Cell Death Detection ELISA

Roche Cell Death Detection ELISA - Photometric enzyme immunoassay for the quantitative in vitro determination of cytoplasmic histone-associated DNA fragments (mono- and oligonucleosomes) after induced cell death

Benefits of Roche Cell Death ELISA:

• High sensitivity: (5 x 10² cells/ml)
• Fast performance: (5 - 6 hours)
• No prelabeling of cells necessary
• Nonradioactive assay system
• No species restrictions
• Easy handling
• Low background
• Function-tested

Product description - Roche Cell Death Detection ELISA

Cell Death Detection Assay time: 5 - 6 hours
Negative control: Depending on cell-culture conditions, each exponentially growing permanent cell culture contains a certain amount of dead cells (typically approximately 3 - 8%).

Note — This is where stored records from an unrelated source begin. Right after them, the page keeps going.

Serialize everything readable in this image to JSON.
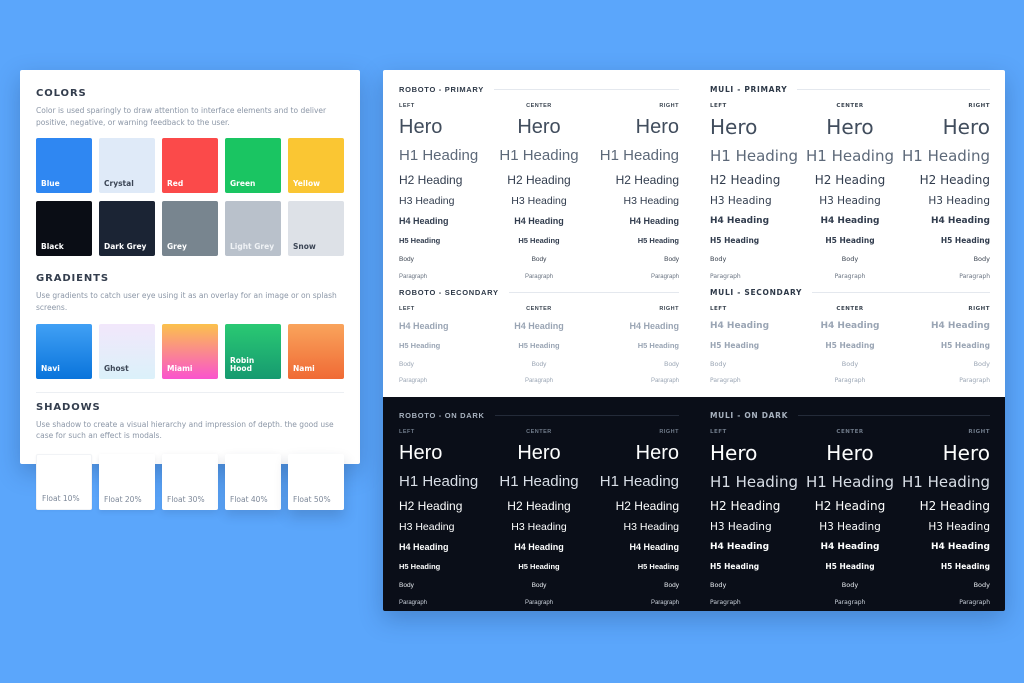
{
  "page": {
    "background": "#5BA6FB",
    "dark_background": "#0A0E18"
  },
  "colors_panel": {
    "colors": {
      "title": "COLORS",
      "description": "Color is used sparingly to draw attention to interface elements and to deliver positive, negative, or warning feedback to the user.",
      "swatches": [
        {
          "name": "Blue",
          "color": "#2F87F2",
          "text": "#FFFFFF"
        },
        {
          "name": "Crystal",
          "color": "#DFEAF8",
          "text": "#3C4656"
        },
        {
          "name": "Red",
          "color": "#FB4A4A",
          "text": "#FFFFFF"
        },
        {
          "name": "Green",
          "color": "#1AC562",
          "text": "#FFFFFF"
        },
        {
          "name": "Yellow",
          "color": "#FAC633",
          "text": "#FFFFFF"
        },
        {
          "name": "Black",
          "color": "#0A0D15",
          "text": "#FFFFFF"
        },
        {
          "name": "Dark Grey",
          "color": "#1B2434",
          "text": "#FFFFFF"
        },
        {
          "name": "Grey",
          "color": "#78858F",
          "text": "#FFFFFF"
        },
        {
          "name": "Light Grey",
          "color": "#B9C1CB",
          "text": "#EFF2F5"
        },
        {
          "name": "Snow",
          "color": "#DDE1E7",
          "text": "#3C4656"
        }
      ]
    },
    "gradients": {
      "title": "GRADIENTS",
      "description": "Use gradients to catch user eye using it as an overlay for an image or on splash screens.",
      "swatches": [
        {
          "name": "Navi",
          "from": "#41A0F5",
          "to": "#0A74DB",
          "text": "#FFFFFF"
        },
        {
          "name": "Ghost",
          "from": "#F2E7FB",
          "to": "#DBF1FA",
          "text": "#3C4656"
        },
        {
          "name": "Miami",
          "from": "#FBC14C",
          "to": "#FA53CE",
          "text": "#FFFFFF"
        },
        {
          "name": "Robin Hood",
          "from": "#2AC973",
          "to": "#169A70",
          "text": "#FFFFFF"
        },
        {
          "name": "Nami",
          "from": "#F9A45C",
          "to": "#F06A35",
          "text": "#FFFFFF"
        }
      ]
    },
    "shadows": {
      "title": "SHADOWS",
      "description": "Use shadow to create a visual hierarchy and impression of depth. the good use case for such an effect is modals.",
      "cards": [
        {
          "label": "Float 10%"
        },
        {
          "label": "Float 20%"
        },
        {
          "label": "Float 30%"
        },
        {
          "label": "Float 40%"
        },
        {
          "label": "Float 50%"
        }
      ]
    }
  },
  "typography_panel": {
    "column_headers": [
      "LEFT",
      "CENTER",
      "RIGHT"
    ],
    "sections": [
      {
        "id": "roboto-primary",
        "title": "ROBOTO - PRIMARY",
        "font": "roboto",
        "variant": "primary",
        "theme": "light",
        "rows": [
          "Hero",
          "H1 Heading",
          "H2 Heading",
          "H3 Heading",
          "H4 Heading",
          "H5 Heading",
          "Body",
          "Paragraph"
        ]
      },
      {
        "id": "muli-primary",
        "title": "MULI - PRIMARY",
        "font": "muli",
        "variant": "primary",
        "theme": "light",
        "rows": [
          "Hero",
          "H1 Heading",
          "H2 Heading",
          "H3 Heading",
          "H4 Heading",
          "H5 Heading",
          "Body",
          "Paragraph"
        ]
      },
      {
        "id": "roboto-secondary",
        "title": "ROBOTO - SECONDARY",
        "font": "roboto",
        "variant": "secondary",
        "theme": "light",
        "rows": [
          "H4 Heading",
          "H5 Heading",
          "Body",
          "Paragraph"
        ]
      },
      {
        "id": "muli-secondary",
        "title": "MULI - SECONDARY",
        "font": "muli",
        "variant": "secondary",
        "theme": "light",
        "rows": [
          "H4 Heading",
          "H5 Heading",
          "Body",
          "Paragraph"
        ]
      },
      {
        "id": "roboto-on-dark",
        "title": "ROBOTO - ON DARK",
        "font": "roboto",
        "variant": "primary",
        "theme": "dark",
        "rows": [
          "Hero",
          "H1 Heading",
          "H2 Heading",
          "H3 Heading",
          "H4 Heading",
          "H5 Heading",
          "Body",
          "Paragraph"
        ]
      },
      {
        "id": "muli-on-dark",
        "title": "MULI - ON DARK",
        "font": "muli",
        "variant": "primary",
        "theme": "dark",
        "rows": [
          "Hero",
          "H1 Heading",
          "H2 Heading",
          "H3 Heading",
          "H4 Heading",
          "H5 Heading",
          "Body",
          "Paragraph"
        ]
      }
    ]
  }
}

In the immunoassay, these inherent dead cells in the untreated sample (without a cell-death-inducing agent) will cause a certain absorbance value (negative control).
Sensitivity: The exact detection limit of dying/dead cells in a particular sample strongly depends on the kinetics of cell death, the cytotoxic agent used, and the amount of affected cells in the total cell population. Using HL60/camptothecin (CAM) as a cellular model system for cell death, the immunoassay allows the specific detection of mono- and oligonucleosomes in the cytoplasmic fraction of 5 x 10² cells/ml (= 50 cell equivalents/well).
Specificity: Anti-histone antibody reacts with the histones H1, H2A, H2B, H3, and H4 of various species (e.g., human, mouse, rat, hamster, cow, opossum, Xenopus). Anti-DNA-peroxidase (POD) antibody binds to single- and double-stranded DNA. Therefore, the ELISA allows the detection of mono- and oligonucleosomes from various species, and may be applied to measure apoptotic cell death in many different cell systems.
Sample material: Cytoplasmic fractions (lysates) of cell lines, cells ex vivo, or tissue homogenates.